Secular space is rapidly shrinking and the sociology of Pakistan today is strikingly different from what it was till about the late 1970s.
Advocates of these trends would rightly suggest that social Islamisation could not have taken place without the consent of the majority of the people. True. But one need not be a professional sociologist to determine the resounding failure of this initiative to convert Pakistan into a morally sound community of people.
Social, cultural and economic indicators of the last 25 years suggest a society displaying a religiosity that, at the same time, is convolutedly trying to reach a forced synthesis with modern material want and ambition.
There is an inherent dichotomy between loud displays of moral piety and the desire to taste the fruits of amoral materialism.

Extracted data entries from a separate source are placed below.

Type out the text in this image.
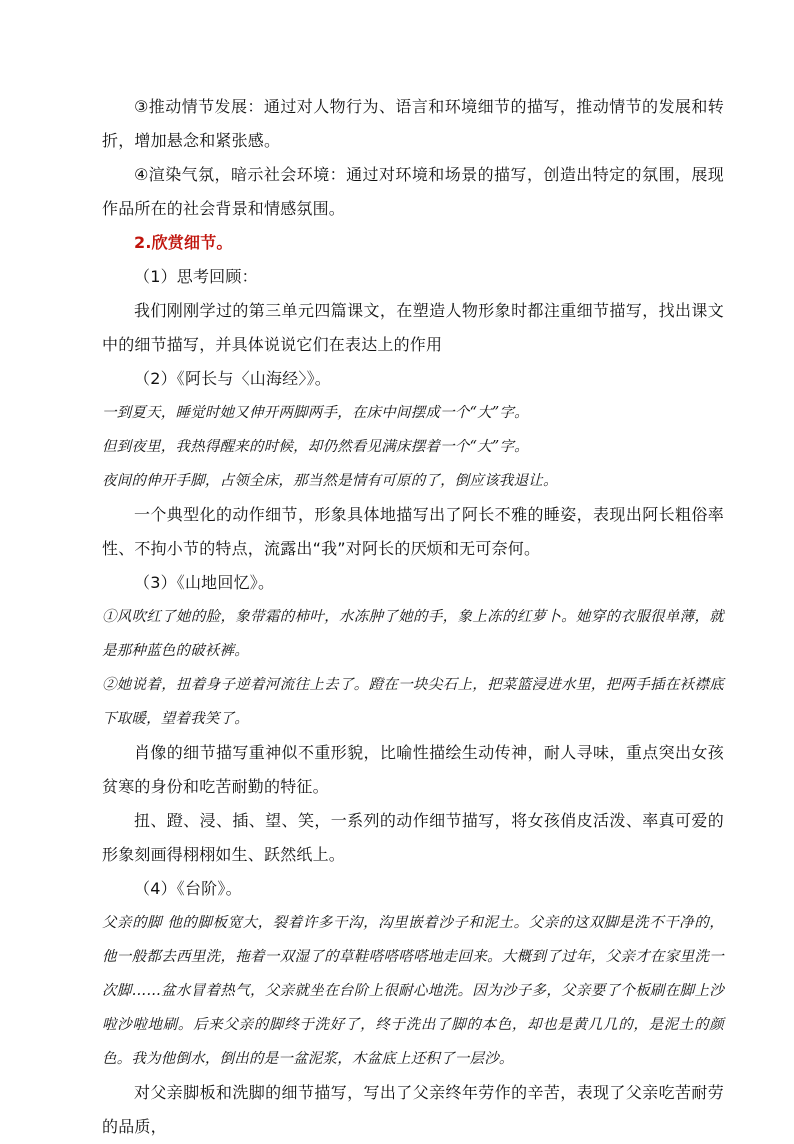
③推动情节发展：通过对人物行为、语言和环境细节的描写，推动情节的发展和转折，增加悬念和紧张感。

④渲染气氛，暗示社会环境：通过对环境和场景的描写，创造出特定的氛围，展现作品所在的社会背景和情感氛围。

2.欣赏细节。

（1）思考回顾：

我们刚刚学过的第三单元四篇课文，在塑造人物形象时都注重细节描写，找出课文中的细节描写，并具体说说它们在表达上的作用

（2）《阿长与〈山海经〉》。

一到夏天，睡觉时她又伸开两脚两手，在床中间摆成一个“大”字。

但到夜里，我热得醒来的时候，却仍然看见满床摆着一个“大”字。

夜间的伸开手脚，占领全床，那当然是情有可原的了，倒应该我退让。

一个典型化的动作细节，形象具体地描写出了阿长不雅的睡姿，表现出阿长粗俗率性、不拘小节的特点，流露出“我”对阿长的厌烦和无可奈何。

（3）《山地回忆》。

①风吹红了她的脸，象带霜的柿叶，水冻肿了她的手，象上冻的红萝卜。她穿的衣服很单薄，就是那种蓝色的破袄裤。

②她说着，扭着身子逆着河流往上去了。蹬在一块尖石上，把菜篮浸进水里，把两手插在袄襟底下取暖，望着我笑了。

肖像的细节描写重神似不重形貌，比喻性描绘生动传神，耐人寻味，重点突出女孩贫寒的身份和吃苦耐勤的特征。

扭、蹬、浸、插、望、笑，一系列的动作细节描写，将女孩俏皮活泼、率真可爱的形象刻画得栩栩如生、跃然纸上。

（4）《台阶》。

父亲的脚 他的脚板宽大，裂着许多干沟，沟里嵌着沙子和泥土。父亲的这双脚是洗不干净的，他一般都去西里洗，拖着一双湿了的草鞋嗒嗒嗒嗒地走回来。大概到了过年，父亲才在家里洗一次脚……盆水冒着热气，父亲就坐在台阶上很耐心地洗。因为沙子多，父亲要了个板刷在脚上沙啦沙啦地刷。后来父亲的脚终于洗好了，终于洗出了脚的本色，却也是黄几几的，是泥土的颜色。我为他倒水，倒出的是一盆泥浆，木盆底上还积了一层沙。

对父亲脚板和洗脚的细节描写，写出了父亲终年劳作的辛苦，表现了父亲吃苦耐劳的品质，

Nevertheless, in Pakistan this dichotomy has been turned into a collective attempt to work it as a synthesis.
The apologist argument in this respect is that being pious doesn’t mean one can’t be materialistic as well. This apologia can be countered in a number of ways, especially when the piety that is being displayed is supposedly following the dictates of a dyed-in-the-wool brand of faith — a brand of piety in which, for example, music may become ‘haram’, but getting paid to endorse a western brand of chips as ‘halaal,’ is fine!

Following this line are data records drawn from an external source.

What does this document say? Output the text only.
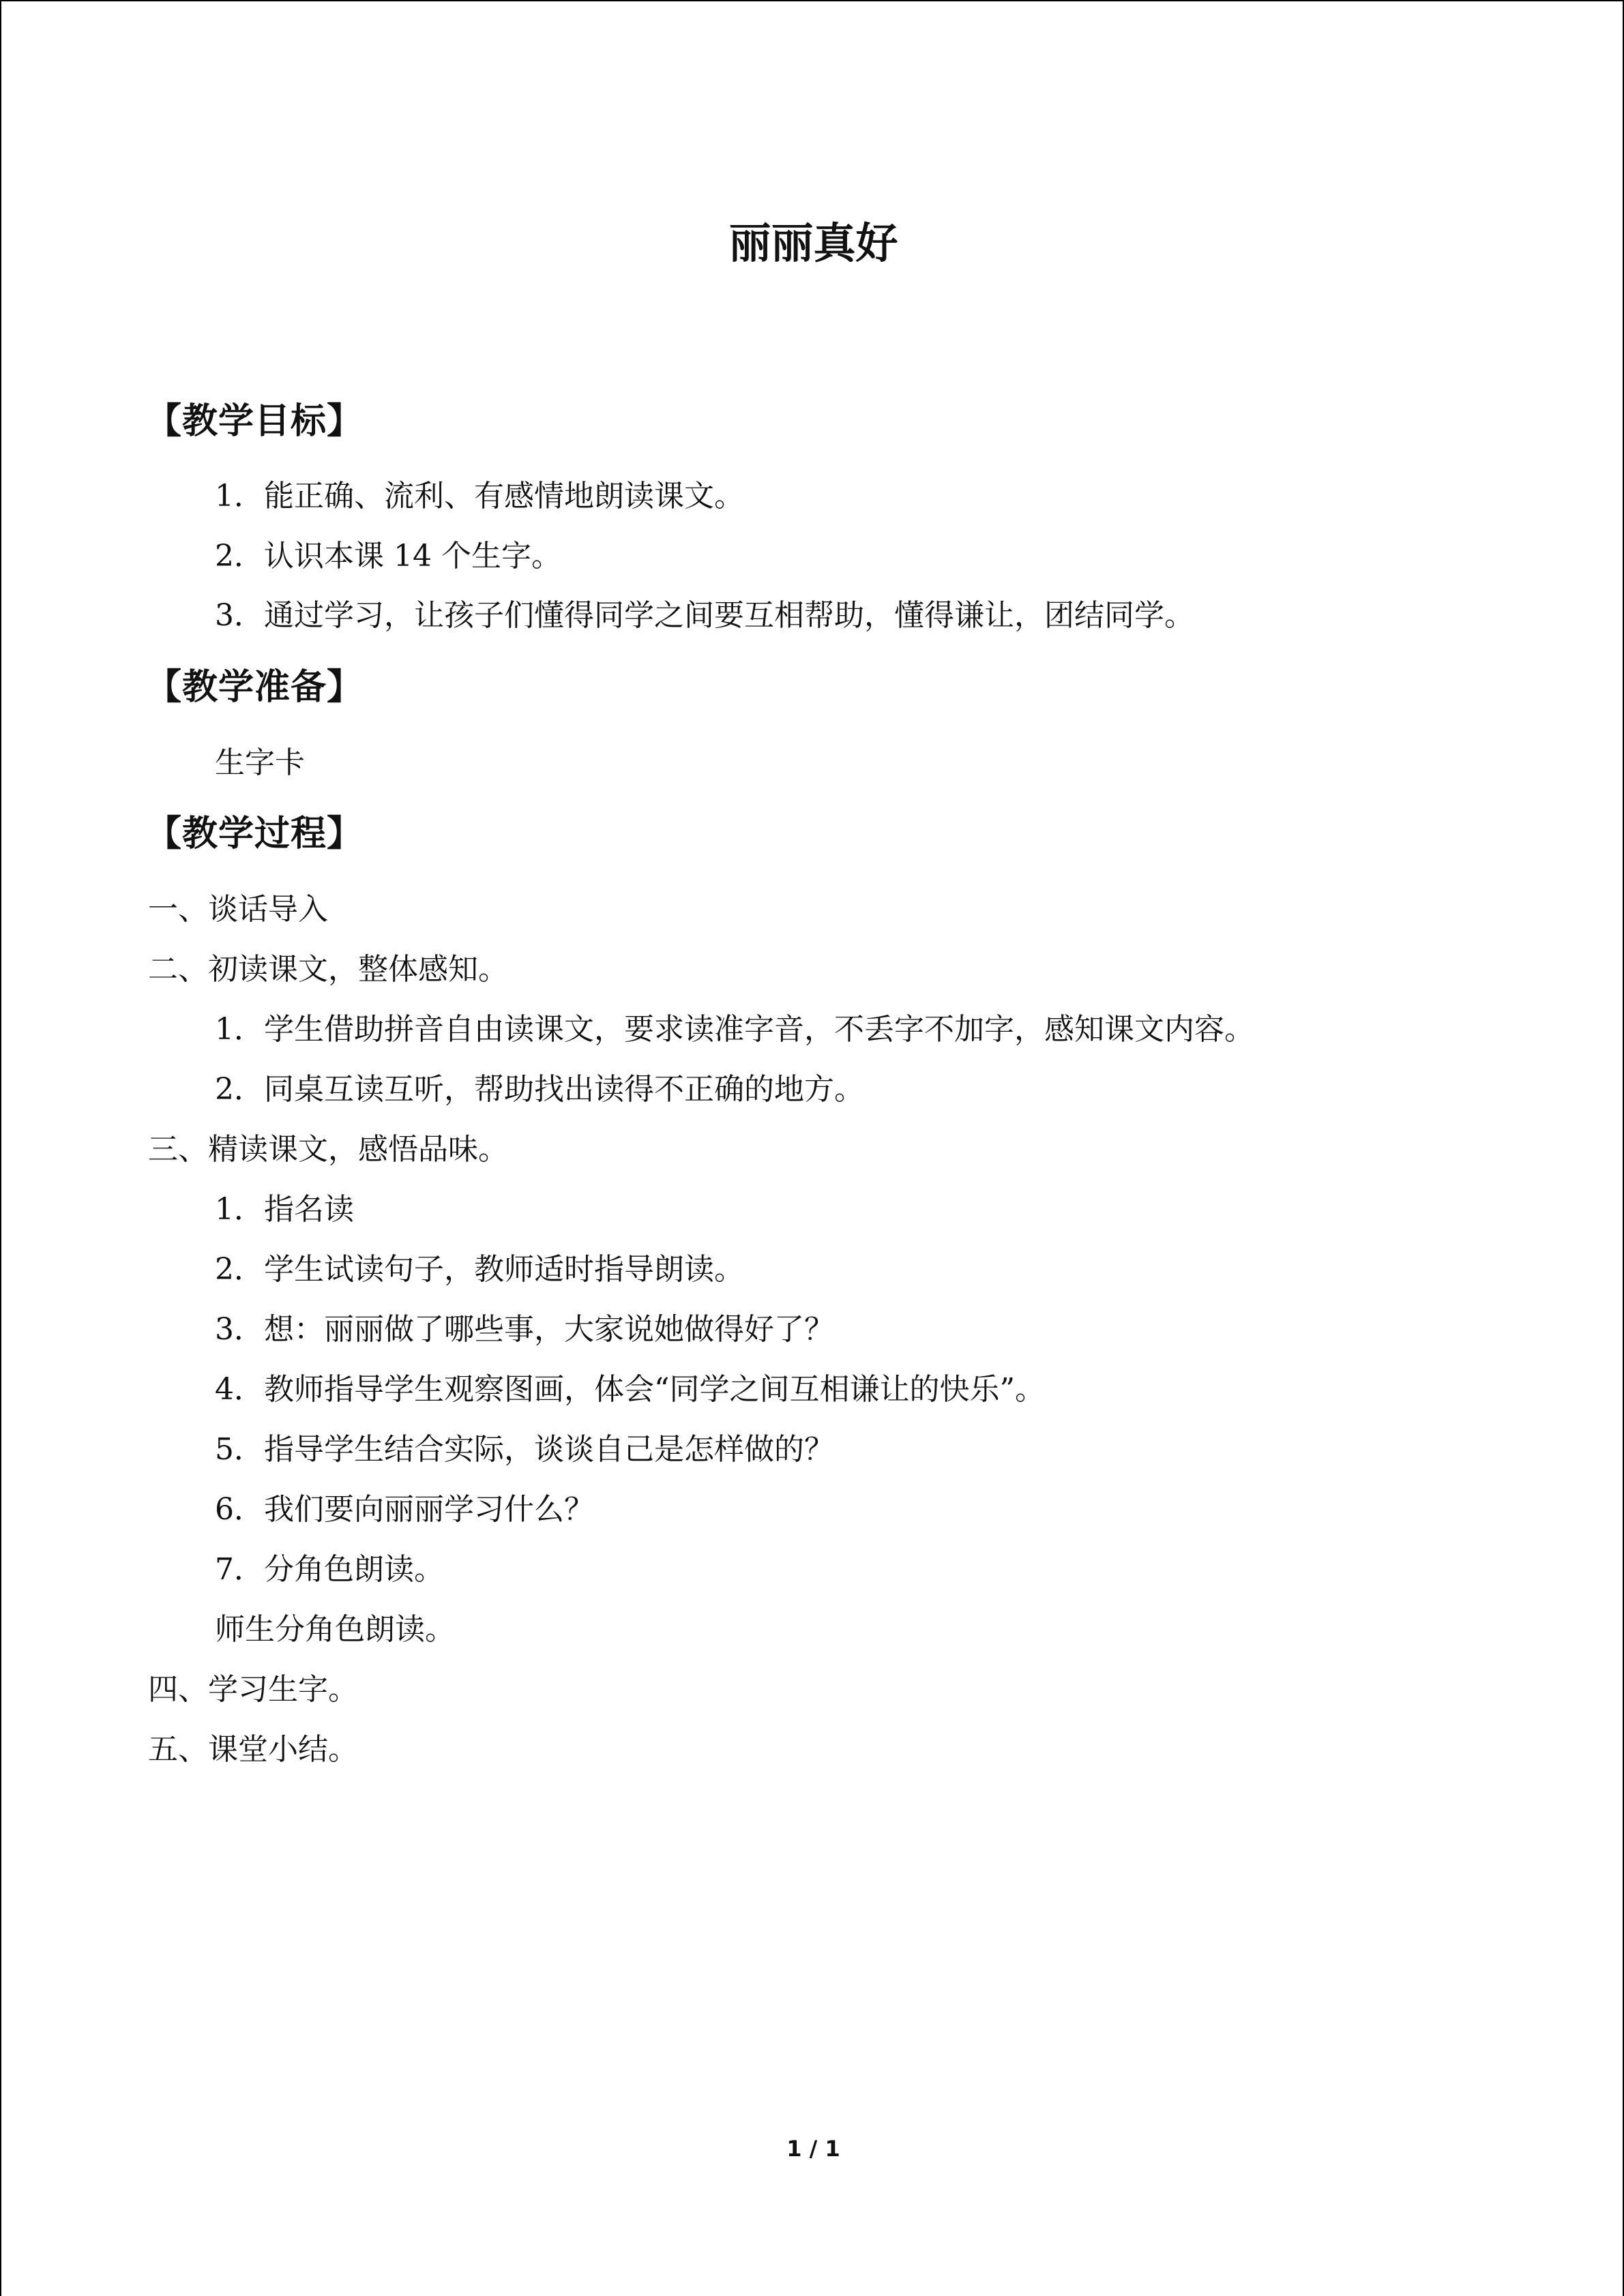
丽丽真好
【教学目标】
1．能正确、流利、有感情地朗读课文。
2．认识本课 14 个生字。
3．通过学习，让孩子们懂得同学之间要互相帮助，懂得谦让，团结同学。
【教学准备】
生字卡
【教学过程】
一、谈话导入
二、初读课文，整体感知。
1．学生借助拼音自由读课文，要求读准字音，不丢字不加字，感知课文内容。
2．同桌互读互听，帮助找出读得不正确的地方。
三、精读课文，感悟品味。
1．指名读
2．学生试读句子，教师适时指导朗读。
3．想：丽丽做了哪些事，大家说她做得好了？
4．教师指导学生观察图画，体会“同学之间互相谦让的快乐”。
5．指导学生结合实际，谈谈自己是怎样做的？
6．我们要向丽丽学习什么？
7．分角色朗读。
师生分角色朗读。
四、学习生字。
五、课堂小结。
1 / 1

Addressing such convolutions has become the work of televangelists and ‘modern sounding’ preachers.
Their role can be defined as helping mould a workable narrative that is constructed from certain select religious texts and then offered to their audience as an Islamic rationale to survive in the modern material world as a loudly practicing Muslim without feeling guilt or angst.

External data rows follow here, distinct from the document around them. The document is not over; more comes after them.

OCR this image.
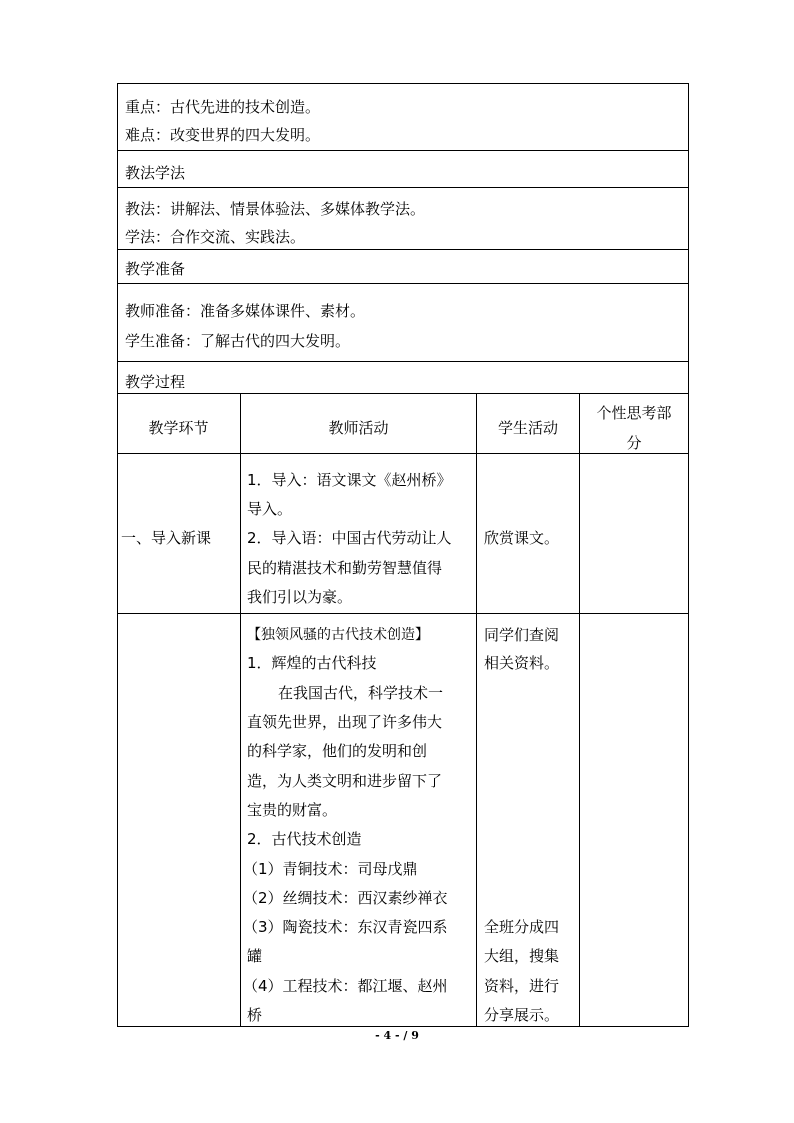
重点：古代先进的技术创造。
难点：改变世界的四大发明。
教法学法
教法：讲解法、情景体验法、多媒体教学法。
学法：合作交流、实践法。
教学准备
教师准备：准备多媒体课件、素材。
学生准备：了解古代的四大发明。
教学过程
教学环节	教师活动	学生活动
个性思考部
分
一、导入新课
1．导入：语文课文《赵州桥》
导入。
2．导入语：中国古代劳动让人
民的精湛技术和勤劳智慧值得
我们引以为豪。
欣赏课文。
【独领风骚的古代技术创造】
1．辉煌的古代科技
在我国古代，科学技术一
直领先世界，出现了许多伟大
的科学家，他们的发明和创
造，为人类文明和进步留下了
宝贵的财富。
2．古代技术创造
（1）青铜技术：司母戊鼎
（2）丝绸技术：西汉素纱禅衣
（3）陶瓷技术：东汉青瓷四系
罐
（4）工程技术：都江堰、赵州
桥
同学们查阅
相关资料。
全班分成四
大组，搜集
资料，进行
分享展示。
- 4 - / 9
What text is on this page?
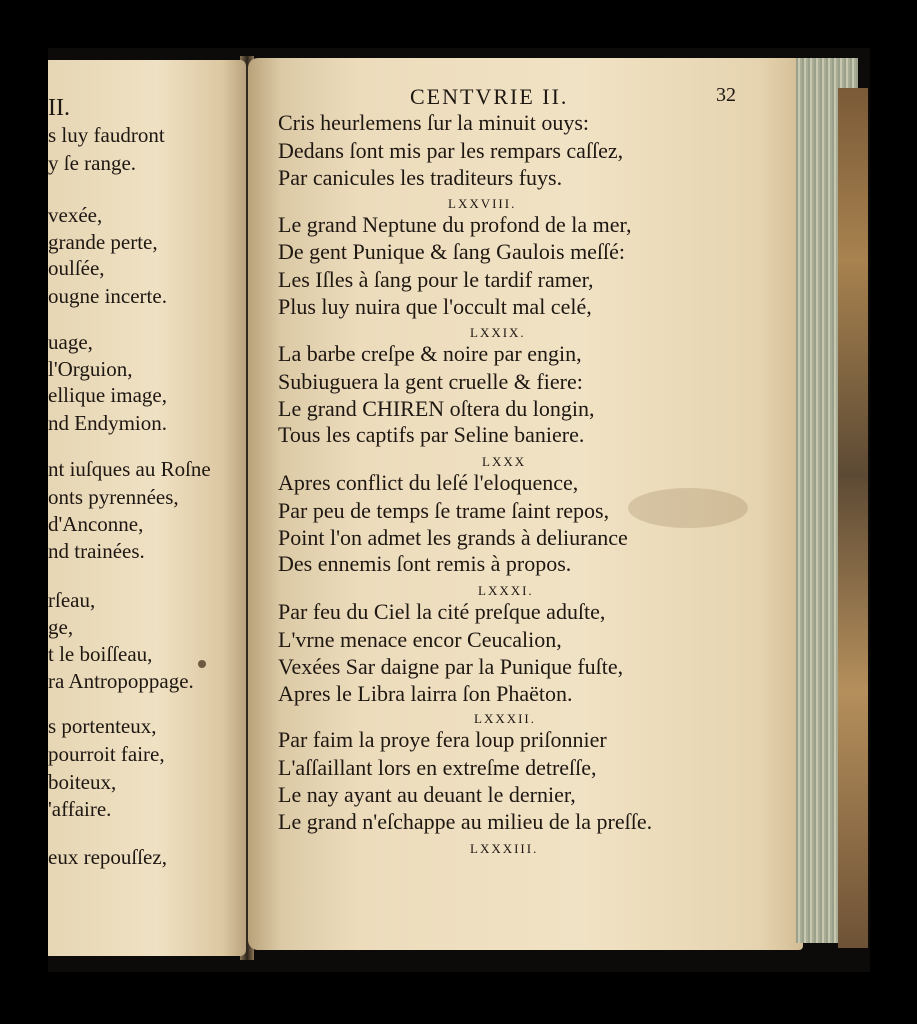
II.
s luy faudront
y ſe range.
vexée,
grande perte,
oulſée,
ougne incerte.
uage,
l'Orguion,
ellique image,
nd Endymion.
nt iuſques au Roſne
onts pyrennées,
d'Anconne,
nd trainées.
rſeau,
ge,
t le boiſſeau,
ra Antropoppage.
s portenteux,
pourroit faire,
boiteux,
'affaire.
eux repouſſez,
CENTVRIE II.	32
Cris heurlemens ſur la minuit ouys:
Dedans ſont mis par les rempars caſſez,
Par canicules les traditeurs fuys.
LXXVIII.
Le grand Neptune du profond de la mer,
De gent Punique & ſang Gaulois meſſé:
Les Iſles à ſang pour le tardif ramer,
Plus luy nuira que l'occult mal celé,
LXXIX.
La barbe creſpe & noire par engin,
Subiuguera la gent cruelle & fiere:
Le grand CHIREN oſtera du longin,
Tous les captifs par Seline baniere.
LXXX
Apres conflict du leſé l'eloquence,
Par peu de temps ſe trame ſaint repos,
Point l'on admet les grands à deliurance
Des ennemis ſont remis à propos.
LXXXI.
Par feu du Ciel la cité preſque aduſte,
L'vrne menace encor Ceucalion,
Vexées Sar daigne par la Punique fuſte,
Apres le Libra lairra ſon Phaëton.
LXXXII.
Par faim la proye fera loup priſonnier
L'aſſaillant lors en extreſme detreſſe,
Le nay ayant au deuant le dernier,
Le grand n'eſchappe au milieu de la preſſe.
LXXXIII.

This dichotomy is then converted into a religiously rationalised normality.
But the question again arises, how constructive has been such an arrangement? It has clearly not turned Pakistan into a better, more law-abiding society than it was before the so-called Islamisation process really kicked in (during the Ziaul Haq dictatorship).
As Ziaul Haq’s ‘Islamise society from above’ process failed to address the utopian expectations of the people for the ‘ideal Islamic state’ that he had promised; and as political and economic corruption further eroded Zia’s regime, the Islamists and various fundamentalist groups that had risen in the 1980s, decided to ‘Islamise society from below.’
The idea was to Islamise all aspects of society so that people will ‘turn from being just Muslims into becoming Islamic.’
Interestingly, the state and the governments even after Zia’s demise allowed this brand of social Islamidation to continue, as long as it didn’t exhibit any overt political ambitions. But it did.
The Islamists and the fundamentalists were free to carry on Islamising social space, so much so that today it has become impossible to escape religious symbolism and rhetoric in even the most traditionally secular spaces and surroundings.
The socialisation of a theologically puritan strain of faith has been an all-encompassing event. Its symbols and rhetoric abound on billboards, in shopping malls, parks, on cars, in buses, drawing rooms, on TV screens, in offices and in everyday lingo.
It seems Pakistanis have lost the capability to separate the religious from the secular.
So what’s wrong with that, some might ask?
Well, this trend has consequently molded a mind-set that has become almost voluntarily vulnerable to the Islamists’ exploitative socio-political manoeuvres.
This might answer the question as to why society throws up its arms in disgust after a drone attack but remains awkwardly quiet every time a terrorist murders scores of common people, cops and soldiers in a suicide blast.
And perhaps that’s why — after being cowed down by so many years of Pakistani state’s and its civilian allies’ ‘Islamic project’ — the Pakistani society may have a ready-made consensus on, say, the dangers of alcohol abuse, but still can’t seem to reconcile to a common consensus on who or what is an extremist.